In 1934, Time magazine featured a color reproduction of the painting as part of an article on the contemporary U.S. art scene. It described Curry as "the greatest painter of Kansas" and Tornado over Kansas as one of his most famous works. The article did note that many Kansans were irritated by his paintings, as they believed that the subject matter "[was] best left untouched". Due to the magazine's readership of 485,000 during the 1930s, Time helped give Regionalist works a national audience while also eliciting resentment among some over the art movement's sudden popularity. For example, the American modernist painter Stuart Davis objected to Times portrayal of Tornado over Kansas and other Regionalist paintings. In 1935, Davis even accused Curry of behaving "as though painting were a jolly lark for amateurs, to be exhibited in county fairs." Those who agreed with Davis included critics, historians, and even some of Curry's own friends who considered his paintings to be "labored", "conventional", or "embarrassing".
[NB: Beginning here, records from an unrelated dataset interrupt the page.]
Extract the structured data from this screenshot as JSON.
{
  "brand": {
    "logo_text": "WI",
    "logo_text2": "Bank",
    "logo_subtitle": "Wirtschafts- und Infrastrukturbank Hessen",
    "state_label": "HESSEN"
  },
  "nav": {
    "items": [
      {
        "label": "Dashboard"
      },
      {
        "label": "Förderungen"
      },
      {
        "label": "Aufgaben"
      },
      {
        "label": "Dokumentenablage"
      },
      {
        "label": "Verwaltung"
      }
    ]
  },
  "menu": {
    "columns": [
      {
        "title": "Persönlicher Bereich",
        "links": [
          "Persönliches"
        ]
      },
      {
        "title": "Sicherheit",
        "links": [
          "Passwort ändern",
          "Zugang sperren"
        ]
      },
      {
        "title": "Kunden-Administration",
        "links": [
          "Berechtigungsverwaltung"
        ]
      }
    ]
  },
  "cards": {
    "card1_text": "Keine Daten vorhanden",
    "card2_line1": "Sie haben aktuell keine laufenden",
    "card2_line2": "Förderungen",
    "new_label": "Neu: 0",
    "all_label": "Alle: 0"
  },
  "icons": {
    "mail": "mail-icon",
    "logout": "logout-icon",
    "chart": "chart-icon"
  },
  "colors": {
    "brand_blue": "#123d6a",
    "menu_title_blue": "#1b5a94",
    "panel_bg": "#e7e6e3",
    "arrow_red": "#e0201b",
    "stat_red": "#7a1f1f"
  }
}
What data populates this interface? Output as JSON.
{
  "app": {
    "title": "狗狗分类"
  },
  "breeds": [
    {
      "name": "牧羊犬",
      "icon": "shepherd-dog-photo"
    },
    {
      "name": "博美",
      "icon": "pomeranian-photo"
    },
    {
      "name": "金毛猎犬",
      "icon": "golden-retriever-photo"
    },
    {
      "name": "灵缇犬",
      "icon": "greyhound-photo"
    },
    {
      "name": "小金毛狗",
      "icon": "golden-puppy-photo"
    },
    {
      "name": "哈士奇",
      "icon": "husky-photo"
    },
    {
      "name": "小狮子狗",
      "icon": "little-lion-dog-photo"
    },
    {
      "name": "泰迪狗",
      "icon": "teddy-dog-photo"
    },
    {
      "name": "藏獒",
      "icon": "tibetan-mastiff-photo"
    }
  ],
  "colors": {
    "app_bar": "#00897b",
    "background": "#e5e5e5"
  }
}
The amateurish draftsmanship was noted by scholars including Kroiz, who wrote that Curry's use of color created "a riot of tertiary hues that confuse the viewer's eye". She described the work's green-blue shadows as "strange", and believed that the lighter halo-like region around the father's head was due to a mistake made while Curry was painting in the sky. Thus, Kroiz found that the painting is in stark contrast to more technically proficient works by the contemporary Regionalist painter Thomas Hart Benton. Benton even lamented that Curry's work sometimes had "a touch of vulgarity and cheapness". Curry himself admitted to both Tornado over Kansass compositional shortcomings and his then lack of technical expertise, revealing what scholars interpreted as possible signs of the artist's depression, stress, and self-doubt. Nonetheless, Curry's openness instructed the public, and Kroiz believed it helped make painting more approachable for amateurs and common people. Sweeney was less critical than Kroiz in his assessment of the painting, describing Curry as "the least polemical and chauvinistic" of the Regionalists and writing that Curry's color and methods were "extremely sophisticated" in Tornado over Kansas.
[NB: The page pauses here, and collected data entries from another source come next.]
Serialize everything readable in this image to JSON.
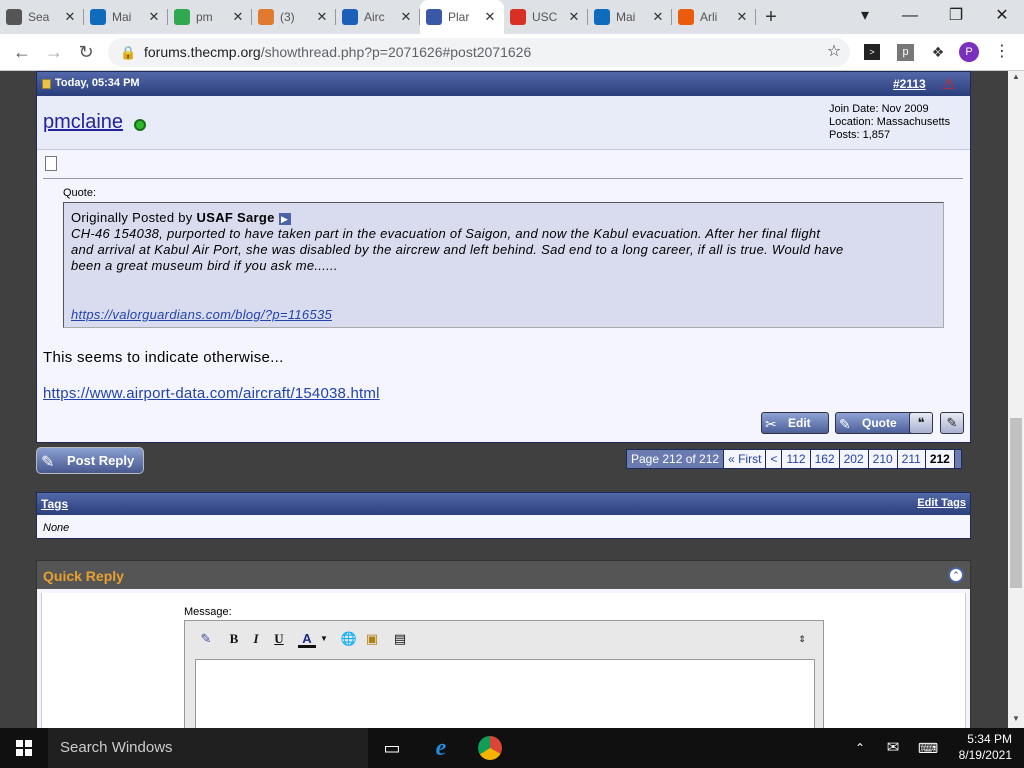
{
  "browser": {
    "tabs": [
      {
        "label": "Sea",
        "icon": "y-icon",
        "color": "#555555",
        "active": false
      },
      {
        "label": "Mai",
        "icon": "outlook-icon",
        "color": "#0f6cbd",
        "active": false
      },
      {
        "label": "pm",
        "icon": "app-icon",
        "color": "#2fa84f",
        "active": false
      },
      {
        "label": "(3)",
        "icon": "sparkle-icon",
        "color": "#e07a2e",
        "active": false
      },
      {
        "label": "Airc",
        "icon": "plane-icon",
        "color": "#1c5fb8",
        "active": false
      },
      {
        "label": "Plar",
        "icon": "forum-icon",
        "color": "#3b58a8",
        "active": true
      },
      {
        "label": "USC",
        "icon": "bag-icon",
        "color": "#d93025",
        "active": false
      },
      {
        "label": "Mai",
        "icon": "outlook-icon",
        "color": "#0f6cbd",
        "active": false
      },
      {
        "label": "Arli",
        "icon": "sun-icon",
        "color": "#ea5b0c",
        "active": false
      }
    ],
    "url_host": "forums.thecmp.org",
    "url_path": "/showthread.php?p=2071626#post2071626",
    "profile_letter": "P"
  },
  "post": {
    "date": "Today, 05:34 PM",
    "number": "#2113",
    "username": "pmclaine",
    "join_date": "Join Date: Nov 2009",
    "location": "Location: Massachusetts",
    "posts": "Posts: 1,857",
    "quote_label": "Quote:",
    "quote_prefix": "Originally Posted by",
    "quote_author": "USAF Sarge",
    "quote_line1": "CH-46 154038, purported to have taken part in the evacuation of Saigon, and now the Kabul evacuation. After her final flight",
    "quote_line2": "and arrival at Kabul Air Port, she was disabled by the aircrew and left behind. Sad end to a long career, if all is true. Would have",
    "quote_line3": "been a great museum bird if you ask me......",
    "quote_link": "https://valorguardians.com/blog/?p=116535",
    "body_text": "This seems to indicate otherwise...",
    "body_link": "https://www.airport-data.com/aircraft/154038.html",
    "edit_label": "Edit",
    "quote_button_label": "Quote"
  },
  "post_reply_label": "Post Reply",
  "pagination": {
    "info": "Page 212 of 212",
    "first": "« First",
    "prev": "<",
    "pages": [
      "112",
      "162",
      "202",
      "210",
      "211"
    ],
    "current": "212"
  },
  "tags": {
    "title": "Tags",
    "edit": "Edit Tags",
    "value": "None"
  },
  "quick_reply": {
    "title": "Quick Reply",
    "message_label": "Message:",
    "bold": "B",
    "italic": "I",
    "underline": "U",
    "font_color": "A"
  },
  "taskbar": {
    "search_placeholder": "Search Windows",
    "time": "5:34 PM",
    "date": "8/19/2021"
  }
}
In 1931, real estate broker H. Tracy Kneeland offered to purchase Tornado over Kansas. In a letter to Curry, Kneeland explained his attraction to the work:

I find ... a certain native quality which interests me because I was born and brought up in Michigan and while I have never seen a tornado of this kind I can well remember school being let out and running for dear life for home, with the branches torn off the trees ... the whole picture seems to strike a home chord in me.

Nevertheless, Tornado over Kansas was acquired in 1935 by the Hackley Art Gallery (now the Muskegon Museum of Art) from Ferargil Galleries, a venue for exhibitions of Curry's work during the early 1930s.

Laurence Schmeckebier wrote in his 1943 biography of Curry that Tornado over Kansas was its artist's "best known and in many ways his greatest painting." The work was widely reproduced in surveys of American art published in the 1930s and 1940s. It has appeared in over 150 publications, including the 1936 first issue of Life magazine, and the 1996 film Twister. Because of its artistic and cultural significance, Tornado over Kansas was described by the Muskegon Museum of Art as a "national treasure" and a defining work of Curry's career and the Regionalist movement.